The deputy, Cy Fletcher—the baby brother of the girl who owned the first pair of breasts Gull had ever got his hands on—scratched his belly. “I say we follow the creek another little while, then we’ll circle back around.”
“Fine by me.” Gull agreed.
“Can’t see shit on a stick in this fog,” Jesse complained.
“Sun’ll burn it off.” Gull shrugged. “It’s breaking through here and there already. What the hell better you got to do, Jesse?”
“Got a living to earn, don’t I? I don’t got some lazy-ass job where I ride around with numbnut tourists all damn day.”

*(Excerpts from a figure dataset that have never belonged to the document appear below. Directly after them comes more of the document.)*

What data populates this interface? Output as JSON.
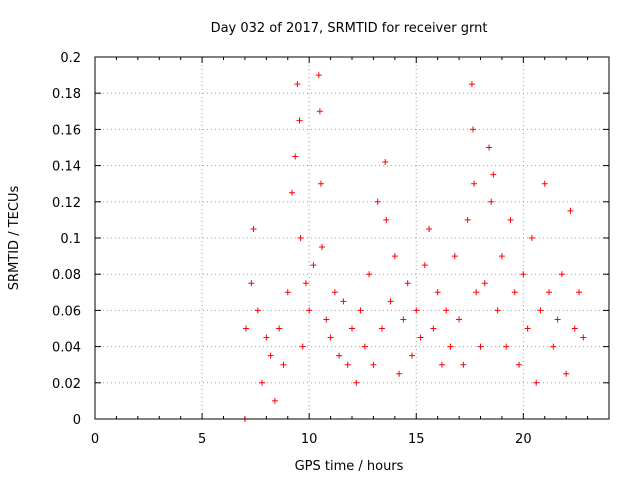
{
  "chart_data": {
    "type": "scatter",
    "title": "Day 032 of 2017, SRMTID for receiver grnt",
    "xlabel": "GPS time / hours",
    "ylabel": "SRMTID / TECUs",
    "xlim": [
      0,
      24
    ],
    "ylim": [
      0,
      0.2
    ],
    "xticks": [
      0,
      5,
      10,
      15,
      20
    ],
    "xtick_labels": [
      "0",
      "5",
      "10",
      "15",
      "20"
    ],
    "yticks": [
      0,
      0.02,
      0.04,
      0.06,
      0.08,
      0.1,
      0.12,
      0.14,
      0.16,
      0.18,
      0.2
    ],
    "ytick_labels": [
      "0",
      "0.02",
      "0.04",
      "0.06",
      "0.08",
      "0.1",
      "0.12",
      "0.14",
      "0.16",
      "0.18",
      "0.2"
    ],
    "grid": true,
    "marker": "+",
    "color": "#ff0000",
    "series": [
      {
        "x": [
          7.0,
          7.05,
          7.3,
          7.4,
          7.6,
          7.8,
          8.0,
          8.2,
          8.4,
          8.6,
          8.8,
          9.0,
          9.2,
          9.35,
          9.45,
          9.55,
          9.6,
          9.7,
          9.85,
          10.0,
          10.2,
          10.45,
          10.5,
          10.55,
          10.6,
          10.8,
          11.0,
          11.2,
          11.4,
          11.6,
          11.8,
          12.0,
          12.2,
          12.4,
          12.6,
          12.8,
          13.0,
          13.2,
          13.4,
          13.55,
          13.6,
          13.8,
          14.0,
          14.2,
          14.4,
          14.6,
          14.8,
          15.0,
          15.2,
          15.4,
          15.6,
          15.8,
          16.0,
          16.2,
          16.4,
          16.6,
          16.8,
          17.0,
          17.2,
          17.4,
          17.6,
          17.65,
          17.7,
          17.8,
          18.0,
          18.2,
          18.4,
          18.5,
          18.6,
          18.8,
          19.0,
          19.2,
          19.4,
          19.6,
          19.8,
          20.0,
          20.2,
          20.4,
          20.6,
          20.8,
          21.0,
          21.2,
          21.4,
          21.6,
          21.8,
          22.0,
          22.2,
          22.4,
          22.6,
          22.8
        ],
        "y": [
          0.0,
          0.05,
          0.075,
          0.105,
          0.06,
          0.02,
          0.045,
          0.035,
          0.01,
          0.05,
          0.03,
          0.07,
          0.125,
          0.145,
          0.185,
          0.165,
          0.1,
          0.04,
          0.075,
          0.06,
          0.085,
          0.19,
          0.17,
          0.13,
          0.095,
          0.055,
          0.045,
          0.07,
          0.035,
          0.065,
          0.03,
          0.05,
          0.02,
          0.06,
          0.04,
          0.08,
          0.03,
          0.12,
          0.05,
          0.142,
          0.11,
          0.065,
          0.09,
          0.025,
          0.055,
          0.075,
          0.035,
          0.06,
          0.045,
          0.085,
          0.105,
          0.05,
          0.07,
          0.03,
          0.06,
          0.04,
          0.09,
          0.055,
          0.03,
          0.11,
          0.185,
          0.16,
          0.13,
          0.07,
          0.04,
          0.075,
          0.15,
          0.12,
          0.135,
          0.06,
          0.09,
          0.04,
          0.11,
          0.07,
          0.03,
          0.08,
          0.05,
          0.1,
          0.02,
          0.06,
          0.13,
          0.07,
          0.04,
          0.055,
          0.08,
          0.025,
          0.115,
          0.05,
          0.07,
          0.045
        ]
      }
    ]
  }
}
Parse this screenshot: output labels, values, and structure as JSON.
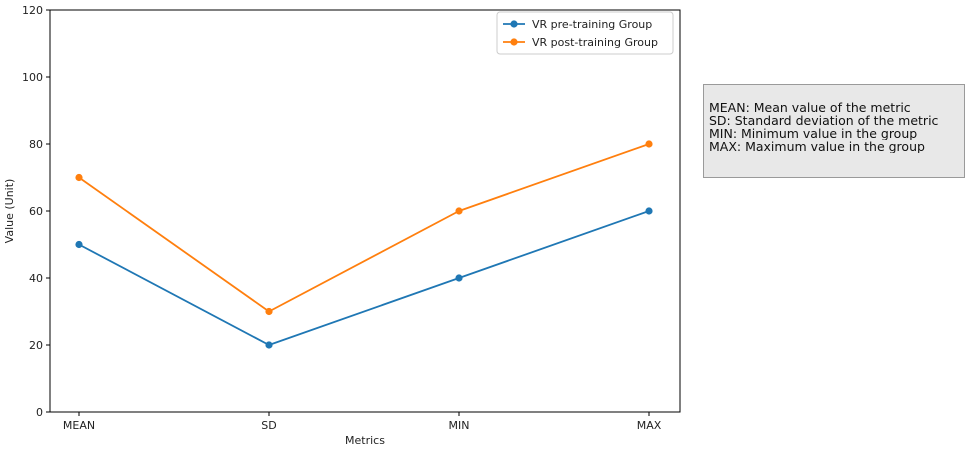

It was a bone of contention between the brothers, and they poked each other about it as the sun strengthened and the fog thinned. As they approached one of the little falls, the drop and tumble of water made shouting insults at his brother over the noise too much trouble.
Gull settled down to enjoy the ride again, and thought about the whitewater outfits who’d start gearing up soon. Weather might turn again, he thought, more snow was every bit as likely as daffodils, but people sure did like to strap themselves into rubber rafts and shoot down the creek.
He didn’t get the appeal.
Riding now, or fishing, that made sense. If he could find a woman who appreciated both, and had a nice pair on her, he’d marry her in a New York minute.
He took a deep, satisfied breath of the fresh and warming air, and grinned happily as a trout leaped. It flashed, shiny as the good silver his ma used for Christmas dinner, then plopped back into the busy water.
His eye followed the ripples all the way to the foaming white of the falls. He squinted, and the hair on the back of his neck stood up.
“I think there’s something down there, down in the falls there.”
“I don’t see dick.”
“You don’t see dick doesn’t mean I don’t.”